The Minor asserts M.B. was capable of giving consent during the middle of the night because she stopped drinking by 9:00 or 10:00 p.m. However, based on M.B.’s age and inexperience with alcohol, the trier of fact reasonably could find M.B. did not regain sufficient sobriety after she ceased drinking to be able to give consent to sexual intercourse later that night. Such an inference would be stronger than a contrary one in light of evidence M.B. drank an entire bottle of wine.
3. Knowledge
Penal Code section 261, subdivision (a)(3) requires proof the defendant knew or reasonably should have known the effect of an intoxicating substance. (CALCRIM No. 1002.) An honest and reasonable, but mistaken belief the victim was able to consent is a defense to rape by intoxication. (People v. Giardino, supra, 82 Cal.App.4th at p. 472.)
The evidence supported a finding the Minor knew or reasonably should have known M.B. was too intoxicated to give consent to sexual intercourse. M.B. told a police investigator she remembered that just before falling asleep on the Minor’s bed, the Minor rubbed her back and asked, “are you horny.” He continued to rub her back and said, “you guys are too drunk.” In addition, M.B. drank half a bottle of beer at the Minor’s house, according to M.R. M.B. felt sick and did not want to be social. When everyone went inside to the Minor’s bedroom, M.B. lay on the bed while the others talked and watched television .M.B. lay in the middle of the bed, on her stomach, silent and motionless, until she fell asleep later that night.
The Minor challenges the sufficiency of the statement “you guys are too drunk,” arguing M.B. could not remember him making that statement, did not testify to it, and its context is unknown. The statement appears in the police investigator’s report, confirmed by the police investigator at trial. M.B. could not remember making that statement, but did not deny making it. The context of the statement, specifically, to whom does “you guys” refer, is a matter left to the trier of fact. A reasonable interpretation of “you guys” is it means M.B., or M.B. and M.R., because it came immediately after the statement “are you horny” made by the Minor while rubbing M.B.’s back.
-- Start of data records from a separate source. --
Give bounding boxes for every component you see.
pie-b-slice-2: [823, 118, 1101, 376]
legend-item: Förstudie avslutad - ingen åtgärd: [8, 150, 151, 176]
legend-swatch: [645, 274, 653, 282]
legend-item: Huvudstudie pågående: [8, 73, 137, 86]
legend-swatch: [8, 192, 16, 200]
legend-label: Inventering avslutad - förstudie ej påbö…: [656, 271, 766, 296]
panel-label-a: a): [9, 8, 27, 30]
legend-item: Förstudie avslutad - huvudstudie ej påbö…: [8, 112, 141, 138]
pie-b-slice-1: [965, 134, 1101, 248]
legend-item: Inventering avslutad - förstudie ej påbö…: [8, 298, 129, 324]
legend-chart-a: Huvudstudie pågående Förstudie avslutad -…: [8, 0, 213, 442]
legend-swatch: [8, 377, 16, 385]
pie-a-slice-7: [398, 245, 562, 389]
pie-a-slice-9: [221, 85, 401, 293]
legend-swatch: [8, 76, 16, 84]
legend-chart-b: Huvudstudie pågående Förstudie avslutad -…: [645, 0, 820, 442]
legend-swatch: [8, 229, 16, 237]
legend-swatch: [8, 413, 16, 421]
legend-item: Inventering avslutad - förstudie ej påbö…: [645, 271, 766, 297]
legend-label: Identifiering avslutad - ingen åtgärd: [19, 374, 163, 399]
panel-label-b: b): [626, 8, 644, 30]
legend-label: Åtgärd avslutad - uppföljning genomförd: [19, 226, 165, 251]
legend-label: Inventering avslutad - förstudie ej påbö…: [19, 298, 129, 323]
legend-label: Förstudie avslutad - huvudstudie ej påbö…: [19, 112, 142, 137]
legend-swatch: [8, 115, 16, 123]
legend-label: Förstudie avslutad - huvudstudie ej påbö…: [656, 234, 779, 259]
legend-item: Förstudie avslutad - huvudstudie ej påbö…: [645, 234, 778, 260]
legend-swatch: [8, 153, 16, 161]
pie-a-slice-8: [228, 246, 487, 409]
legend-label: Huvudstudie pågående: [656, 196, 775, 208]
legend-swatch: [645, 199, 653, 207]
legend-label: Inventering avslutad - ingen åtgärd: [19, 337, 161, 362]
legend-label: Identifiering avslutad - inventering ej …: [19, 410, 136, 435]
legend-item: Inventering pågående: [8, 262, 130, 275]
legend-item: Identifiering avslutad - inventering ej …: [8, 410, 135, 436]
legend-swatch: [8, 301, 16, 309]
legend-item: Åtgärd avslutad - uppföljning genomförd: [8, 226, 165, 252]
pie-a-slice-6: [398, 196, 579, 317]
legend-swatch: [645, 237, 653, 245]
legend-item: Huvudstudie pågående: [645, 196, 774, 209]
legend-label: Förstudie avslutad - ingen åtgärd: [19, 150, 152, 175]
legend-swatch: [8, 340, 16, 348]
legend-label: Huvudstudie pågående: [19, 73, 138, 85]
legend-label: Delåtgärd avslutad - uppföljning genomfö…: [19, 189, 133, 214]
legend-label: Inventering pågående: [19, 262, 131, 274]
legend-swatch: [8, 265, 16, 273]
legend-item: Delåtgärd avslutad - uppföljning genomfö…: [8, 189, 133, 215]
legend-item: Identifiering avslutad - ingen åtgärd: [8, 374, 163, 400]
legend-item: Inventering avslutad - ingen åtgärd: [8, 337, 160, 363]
The Minor also argues there was no evidence M.B. was behaving in an intoxicated way. Reactions to intoxication can vary: Feeling sick and lying face down motionless and quiet can be one of them. Indeed, M.R. testified M.B. “passed out.” The Minor also argues there was no evidence he knew M.B. had been drinking before arriving at his house, the Minor did not know M.B. and could not assess her level of intoxication, and M.R. testified she believed the Minor was not drunk. It is true there was no evidence the Minor knew M.B. had been drinking before she arrived at his house, and he had never met her before. However, M.B. did drink at the Minor’s house, albeit only a half a bottle of beer according to M.R., and the Minor stated, while rubbing M.B.’s back, “you guys are too drunk.” M.R. testified she believed M.B. was not intoxicated, but the trier of fact could disbelieve her testimony.
IV.
Disposition
The judgment is affirmed.
WE CONCUR: SILLS, P. J. BEDSWORTH, J.